With a 404 response, no URL is passed back to the browser, since there is (by definition) no replacement for the requested (missing) resource.

Jim

Arnett

3:20 am on Sep 7, 2003 (gmt 0)

With a 404 response, no URL is passed back to the browser, since there is (by definition) no replacement for the requested (missing) resource.

Thanks. So,by using the second case which only returns a 404 the visitor will see the custom error page,the spider will see the 404 and the search engine will delete the url from its index. Correct?

jdMorgan

4:12 am on Sep 7, 2003 (gmt 0)

Yes, Google will delete the page after a few spider visits, as will most others. Some of them never seem to get the message, though... Slurp keeps coming back for old stuff, even after six months!

But note that a 404 means "Not Found." It does not say that the page has been removed, and it does not say that the page will or won't ever return. This "hole" in the HTTP/1.0 server response codes was fixed in HTTP/1.1 [w3.org] by the addition of the 410-Gone status code.

Because of the ambiguity of the 404 response, you can't blame spiders for being conservative and checking several times before deleting a page -- The 404 might be because of a webmaster mistake or a faulty script or something. Because of this, they give you a fair chance to fix the problem before removing your pages.

In this thread [webmasterworld.com], I posted some code to return 410-Gone status for pages which are explicitly declared to be gone, but to check that the request is HTTP/1.1 before doing so; HTTP/1.0 clients won't understand a 410, so a 404-Not Found status is returned to them instead. You will have to add a RewriteCond qualifier to the code so that it discriminates between domains (I assume this thread is related to the same pages-listed-in-multiple-domains problem you've posted in another thread).

A review of the "Server Response Codes" sections (6.1.1 and 10.1 - 10.5.6) of the HTTP/1.1 document cited above is a good idea for anyone who wants to know what clients - including spiders - will do with 301, 302, 404, 410, or other server response codes. Often, the default server response is "safe", but not what you really want. A classic example being the plain-vanilla Redirect directive - People use it trying to get a spider to switch a page to a new URL. But it won't work, because it produces a 302 response by default, which means that the resource (page) has been moved to a new URL temporarily(!) Redirect 301, Redirect permanent, or RedirectPermanent is what is needed in this case.

Jim

GoogleGuy

5:15 am on Sep 7, 2003 (gmt 0)

I believe that's correct, Arnett. I'd serve up the 404 directly, not a 302 to a different page which returns a 404.

Arnett

5:36 am on Sep 7, 2003 (gmt 0)

I believe that's correct, Arnett. I'd serve up the 404 directly, not a 302 to a different page which returns a 404.

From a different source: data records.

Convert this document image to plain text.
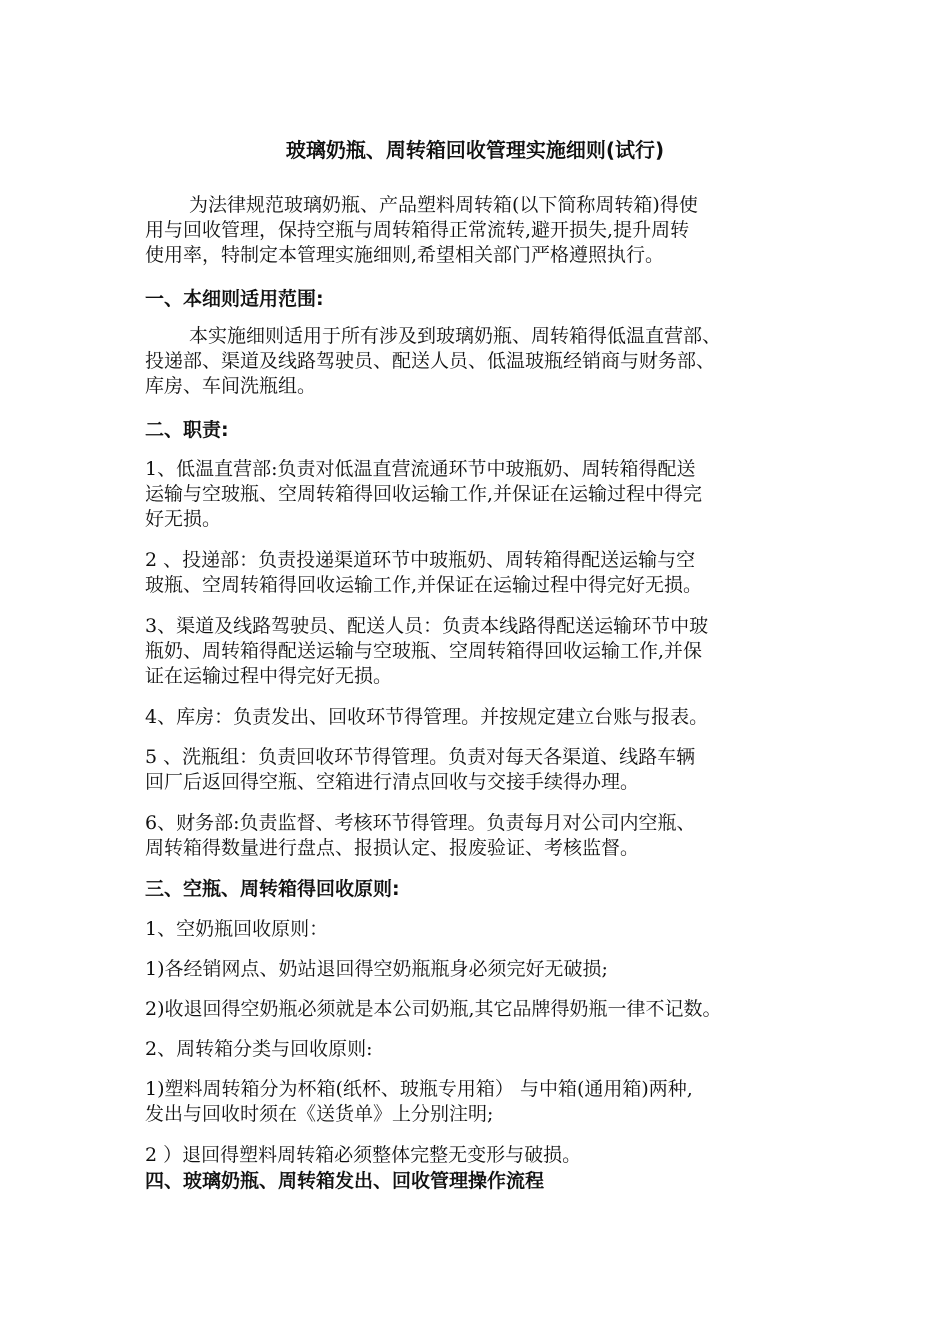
玻璃奶瓶、周转箱回收管理实施细则(试行)
为法律规范玻璃奶瓶、产品塑料周转箱(以下简称周转箱)得使
用与回收管理，保持空瓶与周转箱得正常流转,避开损失,提升周转
使用率，特制定本管理实施细则,希望相关部门严格遵照执行。
一、本细则适用范围:
本实施细则适用于所有涉及到玻璃奶瓶、周转箱得低温直营部、
投递部、渠道及线路驾驶员、配送人员、低温玻瓶经销商与财务部、
库房、车间洗瓶组。
二、职责:
1、低温直营部:负责对低温直营流通环节中玻瓶奶、周转箱得配送
运输与空玻瓶、空周转箱得回收运输工作,并保证在运输过程中得完
好无损。
2 、投递部：负责投递渠道环节中玻瓶奶、周转箱得配送运输与空
玻瓶、空周转箱得回收运输工作,并保证在运输过程中得完好无损。
3、渠道及线路驾驶员、配送人员：负责本线路得配送运输环节中玻
瓶奶、周转箱得配送运输与空玻瓶、空周转箱得回收运输工作,并保
证在运输过程中得完好无损。
4、库房：负责发出、回收环节得管理。并按规定建立台账与报表。
5 、洗瓶组：负责回收环节得管理。负责对每天各渠道、线路车辆
回厂后返回得空瓶、空箱进行清点回收与交接手续得办理。
6、财务部:负责监督、考核环节得管理。负责每月对公司内空瓶、
周转箱得数量进行盘点、报损认定、报废验证、考核监督。
三、空瓶、周转箱得回收原则:
1、空奶瓶回收原则：
1)各经销网点、奶站退回得空奶瓶瓶身必须完好无破损;
2)收退回得空奶瓶必须就是本公司奶瓶,其它品牌得奶瓶一律不记数。
2、周转箱分类与回收原则:
1)塑料周转箱分为杯箱(纸杯、玻瓶专用箱） 与中箱(通用箱)两种,
发出与回收时须在《送货单》上分别注明;
2 ）退回得塑料周转箱必须整体完整无变形与破损。
四、玻璃奶瓶、周转箱发出、回收管理操作流程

Thanks again. At last I can sleep!

abates

7:00 am on Sep 7, 2003 (gmt 0)

Inktomi keeps hitting pages which haven't existed on my site for a year or two now - Googlebot's a lot better behaved in this respect.

Arnett

7:27 am on Sep 7, 2003 (gmt 0)

Inktomi

I'm not even in Inktomi anymore. I put a NOINDEX in ONE of my pages. They deleted every page in my site. Yahoo is going to replace Google with Iktomi? ROFLMAO.

Arnett

8:41 am on Sep 7, 2003 (gmt 0)

Oh yeah GoogleGuy,

I've been meaning to mention this for awhile if I ever got hold of you. Google really should consider a Google Auction. eBay makes tons of money just taking a small percentage of each item that sells. Google could do better with an auction than with Froogle.

The big problem with eBay is,that since AOL took it over they charge too much for most people to be able to sell ther e profitably. There are too many fraudulent sellers now and now that they've bought paypal the scammers are taking over there too.

A well run Google auction with fraud protection,Google online paymenents and seller verification would go over well and make you people a TON of money.